Improved Purity and Yield: Especially for RNA oligonucleotides, traditional single nucleotide coupling can lead to lower purities and yields due to the presence of a 2'- hydroxyl group. Dimer phosphoramidites can help address this challenge. By incorporating pre-linked dinucleotide units, the chance of side reactions and errors during each coupling step is reduced, potentially resulting in higher purity and yield of the final RNA product.

Applications in siRNA Synthesis: Short interfering RNA (siRNA) molecules are a type of RNA used to silence specific genes. Dimer phosphoramidites have proven valuable in synthesizing siRNA. By incorporating pre-formed dinucleotide blocks, researchers can achieve better control over the final structure and improve the purity of siRNA molecules.

Trimer phosphoramidites are powerful tools in oligonucleotide synthesis, particularly for applications involving mutagenesis, which is the process of introducing specific changes to a DNA sequence. Here's how they come into play:

Regular Oligo Synthesis vs. Trimer Phosphoramidites:

Typically, oligos are built one nucleotide (single building block) at a time. This can lead to issues like:

Codon Bias: Not all codons (triplets of nucleotides specifying an amino acid) are created equal. Traditional synthesis might favor incorporating certain nucleotides more frequently, skewing the final protein product.

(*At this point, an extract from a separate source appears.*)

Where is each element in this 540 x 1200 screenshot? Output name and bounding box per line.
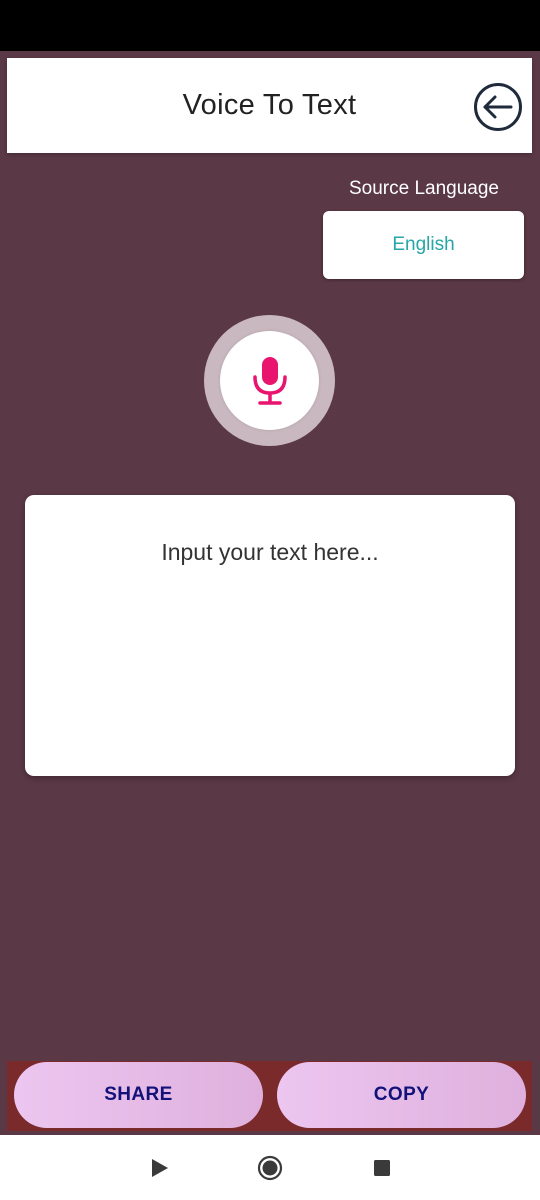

Frame-Shift Mutations: Errors during synthesis can insert or delete extra nucleotides, causing the entire reading frame of the translated protein to shift.

Stop Codons: Mistakes can introduce stop codons prematurely, leading to truncated, non-functional proteins.

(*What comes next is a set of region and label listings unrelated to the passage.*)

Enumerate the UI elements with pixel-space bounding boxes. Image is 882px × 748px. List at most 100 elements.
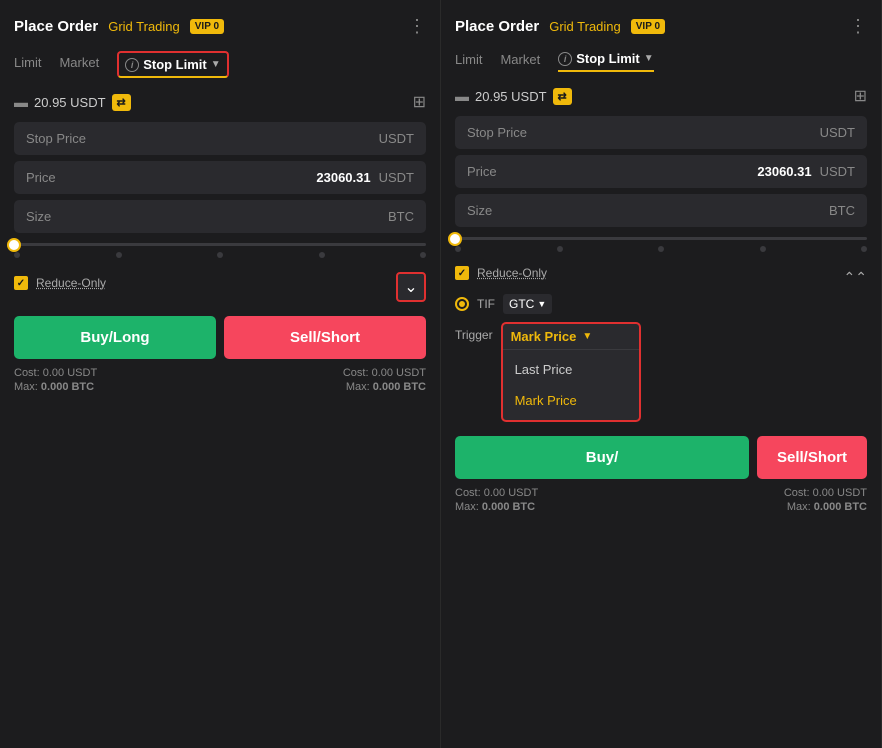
left-balance-left: ▬ 20.95 USDT ⇄	[14, 94, 131, 111]
right-vip-badge: VIP 0	[631, 19, 665, 34]
left-tabs: Limit Market i Stop Limit ▼	[14, 51, 426, 78]
left-cost-col: Cost: 0.00 USDT Max: 0.000 BTC	[14, 367, 97, 393]
left-size-label: Size	[26, 209, 51, 224]
right-balance-text: 20.95 USDT	[475, 89, 547, 104]
right-trigger-menu: Last Price Mark Price	[503, 350, 639, 420]
right-slider-dot-2	[658, 246, 664, 252]
right-tif-label: TIF	[477, 297, 495, 311]
right-price-field[interactable]: Price 23060.31 USDT	[455, 155, 867, 188]
left-slider-thumb[interactable]	[7, 238, 21, 252]
right-slider-dots	[455, 246, 867, 252]
right-tab-stop-limit[interactable]: i Stop Limit ▼	[558, 51, 653, 72]
right-gtc-select[interactable]: GTC ▼	[503, 294, 552, 314]
right-cost-col-left: Cost: 0.00 USDT Max: 0.000 BTC	[455, 487, 538, 513]
left-reduce-only-label: Reduce-Only	[36, 276, 106, 290]
left-slider-dot-2	[217, 252, 223, 258]
right-calc-icon[interactable]: ⊞	[854, 86, 867, 106]
right-more-icon[interactable]: ⋮	[849, 16, 867, 37]
left-balance-row: ▬ 20.95 USDT ⇄ ⊞	[14, 92, 426, 112]
right-header: Place Order Grid Trading VIP 0 ⋮	[455, 16, 867, 37]
left-panel: Place Order Grid Trading VIP 0 ⋮ Limit M…	[0, 0, 441, 748]
left-cost-max-row: Cost: 0.00 USDT Max: 0.000 BTC Cost: 0.0…	[14, 367, 426, 393]
right-tabs: Limit Market i Stop Limit ▼	[455, 51, 867, 72]
right-slider-row[interactable]	[455, 237, 867, 252]
right-grid-trading-link[interactable]: Grid Trading	[549, 19, 621, 34]
right-reduce-only-label: Reduce-Only	[477, 266, 547, 280]
right-stop-price-unit: USDT	[820, 125, 855, 140]
right-tab-market[interactable]: Market	[500, 52, 540, 71]
left-slider-row[interactable]	[14, 243, 426, 258]
left-cost-right-label: Cost: 0.00 USDT	[343, 367, 426, 379]
right-tif-radio-inner	[459, 301, 465, 307]
right-slider-thumb[interactable]	[448, 232, 462, 246]
left-stop-price-field[interactable]: Stop Price USDT	[14, 122, 426, 155]
left-slider-dot-4	[420, 252, 426, 258]
right-gtc-arrow-icon: ▼	[537, 299, 546, 309]
left-stop-price-unit: USDT	[379, 131, 414, 146]
right-stop-price-field[interactable]: Stop Price USDT	[455, 116, 867, 149]
right-stop-price-label: Stop Price	[467, 125, 527, 140]
left-transfer-icon[interactable]: ⇄	[112, 94, 131, 111]
right-max-left-label: Max: 0.000 BTC	[455, 501, 538, 513]
right-tab-limit[interactable]: Limit	[455, 52, 482, 71]
left-cost-label: Cost: 0.00 USDT	[14, 367, 97, 379]
left-max-label: Max: 0.000 BTC	[14, 381, 97, 393]
left-tab-dropdown-arrow: ▼	[211, 59, 221, 70]
left-expand-button[interactable]: ⌄	[396, 272, 426, 302]
left-slider-dot-1	[116, 252, 122, 258]
right-size-label: Size	[467, 203, 492, 218]
left-cost-col-right: Cost: 0.00 USDT Max: 0.000 BTC	[343, 367, 426, 393]
left-header: Place Order Grid Trading VIP 0 ⋮	[14, 16, 426, 37]
left-max-right-label: Max: 0.000 BTC	[343, 381, 426, 393]
left-grid-trading-link[interactable]: Grid Trading	[108, 19, 180, 34]
left-tab-limit[interactable]: Limit	[14, 55, 41, 74]
left-slider-dots	[14, 252, 426, 258]
right-balance-row: ▬ 20.95 USDT ⇄ ⊞	[455, 86, 867, 106]
left-header-left: Place Order Grid Trading VIP 0	[14, 18, 224, 35]
right-tif-radio[interactable]	[455, 297, 469, 311]
right-tif-row: TIF GTC ▼	[455, 294, 867, 314]
left-vip-badge: VIP 0	[190, 19, 224, 34]
right-trigger-option-mark-price[interactable]: Mark Price	[503, 385, 639, 416]
left-price-value: 23060.31	[316, 170, 370, 185]
right-sell-button[interactable]: Sell/Short	[757, 436, 867, 479]
right-slider-track	[455, 237, 867, 240]
right-slider-dot-3	[760, 246, 766, 252]
left-price-label: Price	[26, 170, 56, 185]
left-chevron-down-icon: ⌄	[404, 277, 417, 297]
left-price-field[interactable]: Price 23060.31 USDT	[14, 161, 426, 194]
right-card-icon: ▬	[455, 88, 469, 104]
right-max-right-label: Max: 0.000 BTC	[784, 501, 867, 513]
left-reduce-only-row: ✓ Reduce-Only	[14, 276, 106, 290]
left-more-icon[interactable]: ⋮	[408, 16, 426, 37]
right-trigger-label: Trigger	[455, 322, 493, 342]
right-tab-dropdown-arrow: ▼	[644, 53, 654, 64]
right-reduce-only-row: ✓ Reduce-Only	[455, 266, 547, 280]
left-tab-market[interactable]: Market	[59, 55, 99, 74]
right-price-unit: USDT	[820, 164, 855, 179]
right-cost-left-label: Cost: 0.00 USDT	[455, 487, 538, 499]
right-collapse-button[interactable]: ⌃⌃	[844, 269, 867, 286]
left-balance-text: 20.95 USDT	[34, 95, 106, 110]
right-size-field[interactable]: Size BTC	[455, 194, 867, 227]
right-transfer-icon[interactable]: ⇄	[553, 88, 572, 105]
left-buy-button[interactable]: Buy/Long	[14, 316, 216, 359]
right-header-left: Place Order Grid Trading VIP 0	[455, 18, 665, 35]
right-buy-button[interactable]: Buy/	[455, 436, 749, 479]
left-sell-button[interactable]: Sell/Short	[224, 316, 426, 359]
right-trigger-arrow-icon: ▼	[582, 331, 592, 342]
left-slider-track	[14, 243, 426, 246]
right-trigger-dropdown[interactable]: Mark Price ▼ Last Price Mark Price	[501, 322, 641, 422]
left-card-icon: ▬	[14, 94, 28, 110]
left-tab-stop-limit[interactable]: i Stop Limit ▼	[117, 51, 228, 78]
right-cost-max-row: Cost: 0.00 USDT Max: 0.000 BTC Cost: 0.0…	[455, 487, 867, 513]
left-place-order-title: Place Order	[14, 18, 98, 35]
left-size-field[interactable]: Size BTC	[14, 200, 426, 233]
right-trigger-option-last-price[interactable]: Last Price	[503, 354, 639, 385]
left-calc-icon[interactable]: ⊞	[413, 92, 426, 112]
right-tab-info-icon: i	[558, 52, 572, 66]
left-price-unit: USDT	[379, 170, 414, 185]
left-reduce-only-checkbox[interactable]: ✓	[14, 276, 28, 290]
right-reduce-only-checkbox[interactable]: ✓	[455, 266, 469, 280]
right-trigger-selected[interactable]: Mark Price ▼	[503, 324, 639, 349]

Trimer phosphoramidites are pre-assembled units containing three linked nucleotides, essentially representing a codon. Their use offers several advantages:

Codon-Based Mutagenesis: By incorporating pre-defined codons, trimer phosphoramidites ensure the desired amino acid is incorporated, reducing codon bias and improving accuracy.

Reduced Frame-Shift Errors: Since three nucleotides are added as a single unit, the chance of insertion/deletion errors is minimized, leading to higher fidelity sequences.

Minimizes Stop Codons: The pre-defined nature of trimers reduces the risk of accidentally incorporating stop codons during synthesis.

Overall, trimer phosphoramidites offer a more precise and controlled approach to oligo synthesis, particularly for generating libraries of mutated genes for protein engineering or functional studies.